America does not make immigration, even for HNWs, a simple matter, although there are two possible routes. Paul Samartin, who practises US immigration law at Laura Devine Solicitors, says that although emigration there may be desirable, ‘it’s not really that practical. US immigration is probably one of the most complex in the world.’ The big problem is they have about twenty categories of visa, each with a tight cap. Even the guarantee of a job is not sufficient for a visa.
The first procedure for HNWs to emigrate to America – as in Britain – involves investing capital in the country. According to Paul Samartin, the Immigrant Investor Program requires that ‘if you invest over a million dollars [approximately 24 million roubles] into a business, as long as it creates ten jobs,’ you can be granted visa EB-5, which confers two years’ residency. (In economically deprived areas, the amount is reduced to $500,000.)
You do not need to found a new business, nor must the jobs be created by the time of the application – it is enough that a business plan makes clear that it will be established within two years. To make the process simpler, you can just pour $1 million into a government-approved Regional Investment Centre, which creates jobs for you. If the first two years go well and you stay out of trouble, you can get a three-year extension, and if those years are equally successful, you can apply for a green card for permanent residency.
Despite this simple-seeming scheme, the rules are ‘onerous’, according to the Alliance of Business Immigration Lawyers, and this is revealed in the figures. Despite 10,000 EB-5 visas being made available every year, in 2005 only 346 people were granted one. This was at least a sharp rise from the 64 granted in 2003. One of the principal problems with getting an EB-5 visa is that the American government has to be convinced that the money is legitimate, and while HNWs’ wealth may well be unimpeachable, a wider suspicion of national corruption hangs over it. Added to this, a green card means American taxes, which are considerably less favourable than Russian ones.

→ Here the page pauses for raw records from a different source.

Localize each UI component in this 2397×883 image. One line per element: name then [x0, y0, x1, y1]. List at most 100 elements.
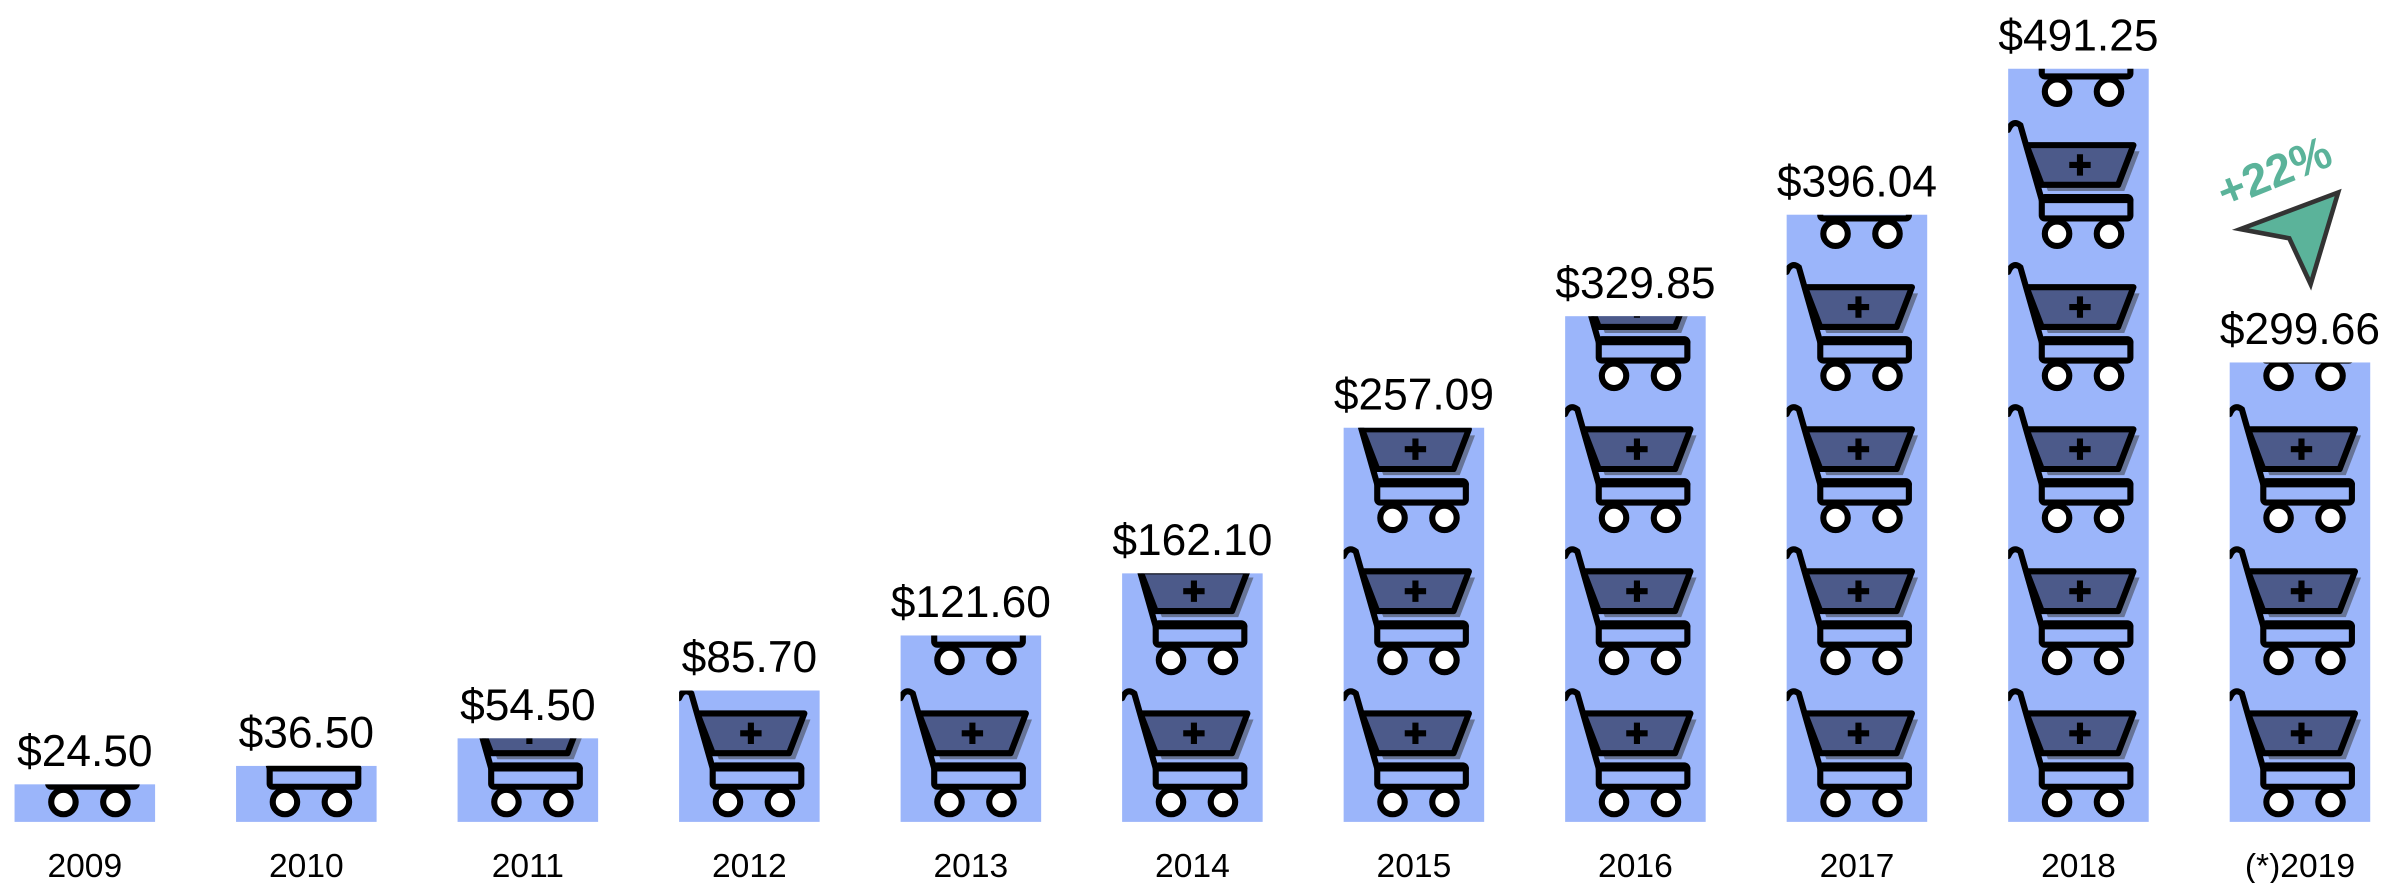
cart-plus [1847, 722, 1870, 744]
cart-wheel [1872, 502, 1903, 534]
bar-icons [265, 765, 362, 818]
cart-wheel [1155, 644, 1187, 676]
cart-icon [1343, 688, 1476, 818]
cart-wheel [2093, 786, 2125, 818]
value-label: $162.10 [1112, 516, 1272, 565]
cart-base [2038, 762, 2134, 790]
bar [236, 765, 377, 822]
bar-icons [900, 635, 1032, 818]
bar [14, 784, 156, 822]
cart-base [2038, 68, 2134, 80]
cart-wheel [986, 786, 1017, 818]
cart-icon [1137, 573, 1254, 676]
cart-wheel [1377, 786, 1408, 818]
cart-wheel [2315, 644, 2346, 676]
cart-icon [1588, 316, 1691, 392]
cart-icon [479, 738, 583, 818]
cart-icon [1565, 404, 1697, 534]
bar-icons [2008, 68, 2140, 818]
cart-icon [2008, 120, 2140, 250]
cart-plus [2069, 580, 2091, 602]
bar-icons [1565, 316, 1697, 818]
cart-icon [1357, 427, 1476, 534]
bar-icons [1122, 573, 1254, 818]
cart-plus [1183, 722, 1205, 744]
cart-icon [2008, 262, 2140, 392]
cart-handle [2008, 546, 2134, 630]
cart-wheel [100, 786, 131, 818]
cart-plus [961, 722, 984, 744]
cart-icon [2229, 688, 2362, 818]
cart-handle [1343, 688, 1469, 772]
value-label: $24.50 [17, 727, 153, 776]
cart-wheel [2041, 786, 2073, 818]
cart-base [1152, 762, 1248, 790]
cart-base [931, 762, 1026, 790]
cart-wheel [2263, 786, 2294, 818]
x-tick-label: 2013 [934, 848, 1009, 883]
cart-wheel [1598, 360, 1630, 392]
cart-base [1374, 762, 1469, 790]
cart-wheel [712, 786, 744, 818]
cart-wheel [934, 786, 965, 818]
cart-handle [2008, 262, 2134, 346]
cart-plus [1404, 580, 1427, 602]
cart-wheel [2041, 360, 2073, 392]
x-tick-label: 2010 [269, 848, 344, 883]
cart-wheel [2041, 644, 2073, 676]
cart-base [1374, 478, 1469, 506]
cart-wheel [543, 786, 574, 818]
cart-wheel [2093, 360, 2125, 392]
cart-wheel [1820, 218, 1851, 250]
value-label: $36.50 [239, 709, 375, 758]
cart-base [45, 784, 140, 790]
cart-icon [265, 765, 362, 818]
cart-plus [740, 722, 762, 744]
cart-wheel [2263, 362, 2294, 392]
cart-base [1595, 336, 1691, 364]
cart-icon [1786, 404, 1919, 534]
cart-wheel [1207, 644, 1239, 676]
cart-wheel [1429, 644, 1460, 676]
cart-wheel [2093, 218, 2125, 250]
cart-wheel [1650, 644, 1682, 676]
cart-base [2260, 478, 2355, 506]
cart-wheel [2093, 644, 2125, 676]
cart-wheel [1429, 502, 1460, 534]
cart-base [1595, 762, 1691, 790]
cart-icon [1786, 262, 1919, 392]
cart-base [1817, 762, 1912, 790]
cart-basket [1591, 316, 1683, 330]
cart-plus [2069, 296, 2091, 318]
cart-handle [1786, 404, 1912, 488]
cart-wheel [2041, 502, 2073, 534]
x-tick-label: 2017 [1820, 848, 1895, 883]
cart-wheel [1598, 644, 1630, 676]
cart-plus [1847, 580, 1870, 602]
cart-wheel [2315, 786, 2346, 818]
cart-wheel [2041, 76, 2073, 107]
cart-plus [1404, 438, 1427, 460]
cart-wheel [1872, 218, 1903, 250]
cart-wheel [1872, 786, 1903, 818]
cart-base [931, 635, 1026, 648]
bar-icons [1786, 214, 1919, 818]
cart-plus [2069, 154, 2091, 176]
cart-wheel [1820, 502, 1851, 534]
cart-base [1595, 620, 1691, 648]
cart-base [2038, 194, 2134, 222]
cart-base [2260, 620, 2355, 648]
cart-wheel [1650, 786, 1682, 818]
cart-handle [1343, 546, 1469, 630]
cart-wheel [764, 786, 796, 818]
cart-plus [1626, 580, 1648, 602]
cart-plus [526, 738, 533, 744]
bar-icons [679, 690, 811, 818]
cart-wheel [1207, 786, 1239, 818]
cart-wheel [1820, 644, 1851, 676]
cart-icon [679, 690, 811, 818]
cart-icon [1565, 546, 1697, 676]
cart-base [1817, 214, 1912, 222]
cart-wheel [2093, 502, 2125, 534]
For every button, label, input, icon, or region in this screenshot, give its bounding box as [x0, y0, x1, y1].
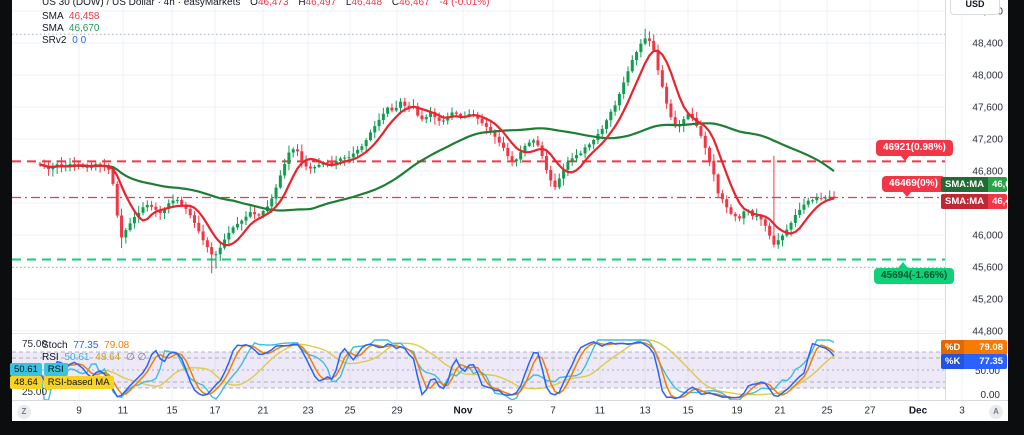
level-pointer-resistance [900, 155, 910, 161]
stoch-label: Stoch [42, 340, 68, 351]
ohlc-high-label: H [298, 0, 306, 8]
stoch-d-axis-badge: %D 79.08 [941, 340, 1007, 355]
svg-text:25: 25 [344, 406, 356, 417]
svg-text:21: 21 [774, 406, 786, 417]
sma-fast-axis-badge: SMA:MA 46,458 [941, 194, 1007, 209]
sma-fast-label: SMA [42, 11, 64, 22]
sma-fast-value: 46,458 [68, 11, 100, 22]
symbol-title[interactable]: US 30 (DOW) / US Dollar · 4h · easyMarke… [42, 0, 241, 8]
ohlc-low-value: 46,448 [351, 0, 383, 8]
auto-scale-button[interactable]: A [989, 405, 1003, 419]
svg-text:45,200: 45,200 [972, 295, 1003, 306]
sma-fast-badge-value: 46,458 [988, 194, 1007, 209]
ohlc-close-value: 46,467 [399, 0, 430, 8]
ohlc-open-label: O [250, 0, 258, 8]
svg-text:47,200: 47,200 [972, 135, 1003, 146]
stoch-legend-row[interactable]: Stoch 77.35 79.08 [42, 340, 129, 352]
svg-text:45,600: 45,600 [972, 263, 1003, 274]
svg-text:48,000: 48,000 [972, 71, 1003, 82]
symbol-header-row[interactable]: US 30 (DOW) / US Dollar · 4h · easyMarke… [42, 0, 489, 9]
stoch-k-value: 77.35 [73, 340, 99, 351]
stoch-k-badge-label: %K [941, 354, 965, 369]
indicator-left-scale-bottom: 25.00 [22, 387, 48, 398]
svg-text:7: 7 [550, 406, 556, 417]
svg-text:47,600: 47,600 [972, 103, 1003, 114]
stoch-d-badge-label: %D [941, 340, 965, 355]
level-badge-resistance[interactable]: 46921(0.98%) [876, 140, 953, 156]
rsi-ma-axis-badge: 48.64 RSI-based MA [10, 376, 114, 389]
rsi-label: RSI [42, 352, 59, 363]
currency-button[interactable]: USD [950, 0, 1000, 15]
stoch-d-badge-value: 79.08 [964, 340, 1007, 355]
svg-text:46,800: 46,800 [972, 167, 1003, 178]
indicator-left-scale-top: 75.00 [22, 339, 48, 350]
svg-text:3: 3 [959, 406, 965, 417]
stoch-d-value: 79.08 [104, 340, 130, 351]
rsi-axis-badge: 50.61 RSI [10, 363, 68, 376]
timezone-button[interactable]: Z [17, 405, 31, 419]
legend-sma-slow[interactable]: SMA 46,670 [42, 23, 100, 35]
svg-text:11: 11 [118, 406, 129, 417]
sma-slow-axis-badge: SMA:MA 46,670 [941, 177, 1007, 192]
svg-text:19: 19 [731, 406, 743, 417]
indicator-right-scale-mid: 50.00 [974, 366, 1000, 377]
legend-sma-fast[interactable]: SMA 46,458 [42, 11, 100, 23]
svg-text:25: 25 [821, 406, 833, 417]
svg-text:46,000: 46,000 [972, 231, 1003, 242]
sma-slow-value: 46,670 [68, 23, 100, 34]
svg-text:Nov: Nov [454, 406, 473, 417]
svg-text:48,400: 48,400 [972, 39, 1003, 50]
svg-text:13: 13 [639, 406, 651, 417]
svg-text:9: 9 [76, 406, 82, 417]
svg-text:21: 21 [257, 406, 269, 417]
rsi-axis-badge-value: 50.61 [10, 363, 42, 376]
svg-text:5: 5 [507, 406, 513, 417]
svg-text:15: 15 [682, 406, 694, 417]
ohlc-change: -4 (-0.01%) [439, 0, 490, 8]
rsi-legend-row[interactable]: RSI 50.61 48.64 ∅ ∅ [42, 352, 146, 364]
level-badge-current[interactable]: 46469(0%) [882, 176, 945, 192]
ohlc-close-label: C [391, 0, 400, 8]
sma-slow-badge-value: 46,670 [988, 177, 1007, 192]
rsi-sources-icon: ∅ ∅ [126, 352, 147, 363]
ohlc-high-value: 46,497 [305, 0, 337, 8]
svg-text:44,800: 44,800 [972, 327, 1003, 338]
svg-text:17: 17 [209, 406, 221, 417]
svg-text:15: 15 [166, 406, 178, 417]
svg-text:Dec: Dec [909, 406, 928, 417]
level-pointer-current [902, 191, 912, 197]
sma-fast-badge-label: SMA:MA [941, 194, 989, 209]
rsi-ma-axis-badge-value: 48.64 [10, 376, 42, 389]
srv2-label: SRv2 [42, 35, 67, 46]
stoch-k-axis-badge: %K 77.35 [941, 354, 1007, 369]
rsi-value: 50.61 [64, 352, 90, 363]
level-pointer-support [898, 262, 908, 268]
svg-text:23: 23 [302, 406, 314, 417]
svg-text:11: 11 [595, 406, 606, 417]
rsi-axis-badge-label: RSI [43, 363, 68, 376]
ohlc-low-label: L [345, 0, 352, 8]
svg-text:27: 27 [864, 406, 876, 417]
sma-slow-badge-label: SMA:MA [941, 177, 989, 192]
legend-srv2[interactable]: SRv2 0 0 [42, 35, 86, 47]
rsi-ma-axis-badge-label: RSI-based MA [43, 376, 114, 389]
ohlc-open-value: 46,473 [257, 0, 289, 8]
srv2-value: 0 0 [72, 35, 87, 46]
svg-text:29: 29 [391, 406, 403, 417]
stoch-k-badge-value: 77.35 [964, 354, 1007, 369]
indicator-right-scale-bottom: 0.00 [980, 390, 1000, 401]
level-badge-support[interactable]: 45694(-1.66%) [874, 268, 955, 284]
sma-slow-label: SMA [42, 23, 64, 34]
rsi-ma-value: 48.64 [95, 352, 121, 363]
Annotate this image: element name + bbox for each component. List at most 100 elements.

The alternative method is, in practice, easier to obtain and can be just as long-lasting, even if it is not technically permanent; it also avoids a green card and concomitant taxes. Visa O-1 is available for ‘persons of extraordinary ability’, who can demonstrate national or international acclaim as an artist, scientist or businessman. This visa gives you three years’ residency, as long as you have a job offer in America, and can be extended indefinitely, annually. Awards, big-business deals and newspaper clippings can be used in support, but it is clearly a more nebulous category. Despite this, nearly 30,000 people were admitted on this basis in 2005, which is 90 times more than the number of EB-5 visas issued.
President Medvedev was thrown off his cheerful course at a G8 press conference when a journalist presented him with the fact that 50 per cent of the middle class wanted to emigrate, citing social stability and personal safety worries. This figure, drawn from a survey by a respected Russian statistical organisation, led Medvedev to an earnest defence of the increasing opportunities available in Russia and of the government’s efforts to fight corruption.
He seemed shocked, and with good reason: if half of the middle class wants to leave, the proportion of HNWs who have their eye on an outbound flight is surely considerably higher.